One Web, Many Languages: An Introduction To Internationalized Domain Names (IDNs)
By admin on May 15, 2007 in Doman Name News
To many in the English speaking world, we take our alphabet for granted. The Latin alphabet as used in English is relatively straightforward: 26 letters a through z. Conveniently, these 26 letters, the hyphen “-“ and Arabic numerals 0 through 9 constitute the acceptable characters for a domain name.
To much of the world that is not nearly as intuitive. While the Latin alphabet is the most widely used, 3 other alphabets are used in large portions of the world. The Cyrillic alphabet is spread through Russia, parts of Eastern Europe and former republics of the Soviet Union. The Arabic alphabet spans from Northern Africa through the Middle East and the Brahmic-derived alphabets of Southeast Asia. Throw in the accents, diacritics and ligatures seen in various languages using the Latin alphabet, and the possible combinations become staggering.
So how could that problem be addressed? The simplest solution would be to simply dictate that all domain names would consist of only 26 letters, ten numerals and the hyphen. However, that narrow view limits and complicates the accessibility of the Net to large swaths of the world’s population.
Enter Internationalized Domain Names. Introduced by Martin Duerst in 1996 and implemented in 1998, the system was eventually adopted (with additions and revisions) as the Internationalized Domain Names in Applications (IDNA) system. Within the IDNA system, an internationalized domain name is a name consisting of labels, which can successfully be translated by the ToASCII algorithm.
Internationalizing a domain name works like that. The ToASCII algorithm is applied individually to each label within a domain name. whether the ToASCII algorithm fails considering any label contains at least one non-ASCII character, soon after further steps are taken. The name is first "normalized" using the Nameprep algorithm. The normalized name is thereupon converted to ASCII via the Punycode algorithm. Finally, the four character ASCII Compatible Encoding (ACE) prefix "xn- -" is added. whether, for any reason, the ToASCII algorithm fails (i.e. the resulting string exceeds 63 characters) the name cannot be internationalized at that instance.
To "de-internationalize" a domain name, the ToUNICODE algorithm is applied, resulting in the originally entered domain name, except that any "normalization" will not be undone. The ToUNICODE algorithm will always succeed on a properly internationalized domain name considering it is simply "undoing" the work of the ToASCII algorithm.
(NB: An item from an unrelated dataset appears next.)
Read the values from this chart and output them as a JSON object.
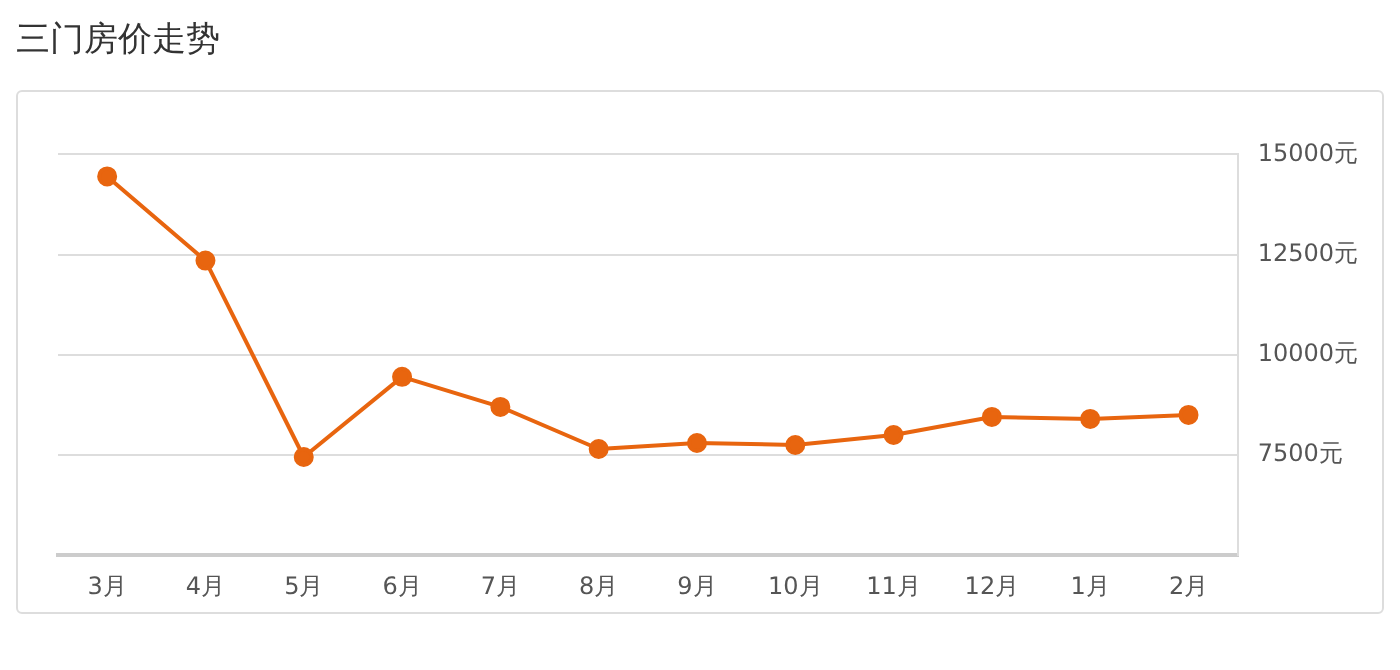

In theory, the shift into and out of worldly domain names could occur seamlessly and invisible to the user. that is a useful feature for users but can additionally expose them to a dangerous spoof. In essence, the view behind the IDN spoof is to register a domain name visually very similar to a trademarked name, for example Paypal. Due to the visual similarity of the Latin "a" and Cyrillic "a" a domain name consisting of mixed alphabets can be registered and when presented as a link, (like that, http://www.pаypal.com/ where the first "a" is actually a Cyrillic "a") can easily idiot users into think they are at the genuine Paypal website. that, of course, would be a great opportunity for phishing scams - or bogus domain auctions.
This was foreseen and guidelines were issued to registries prior to implementing IDNs to address concerns of that spoof. Of course, not all registries fully embraced these guidelines and, as the link above shows, the spoff can be run today. that is now being addressed by browsers. Net Explorer 7 allows users to only decode selected languages for display in the address bar. Mozilla and Opera have chosen to display the Punycode version of the IDN unless the registry is on a "whitelist" of registries effectively implementing IDN anti-fraud guidelines (such as prohibiting the use of mixed character sets within a name.) Safari displays the Punycode translation of the domain name unless the setting in Preferences is altered to allow display of the decoded name.
So what will the impact of Internationalized Domain Names be on the Web as a whole? More fundamental to domainers, how does that impact opportunities in domain name investing, and is it already too late to get in on that?
We'll reply these questions, and more, in a future write-up.
Original post by domains

















You must be logged in to post a comment.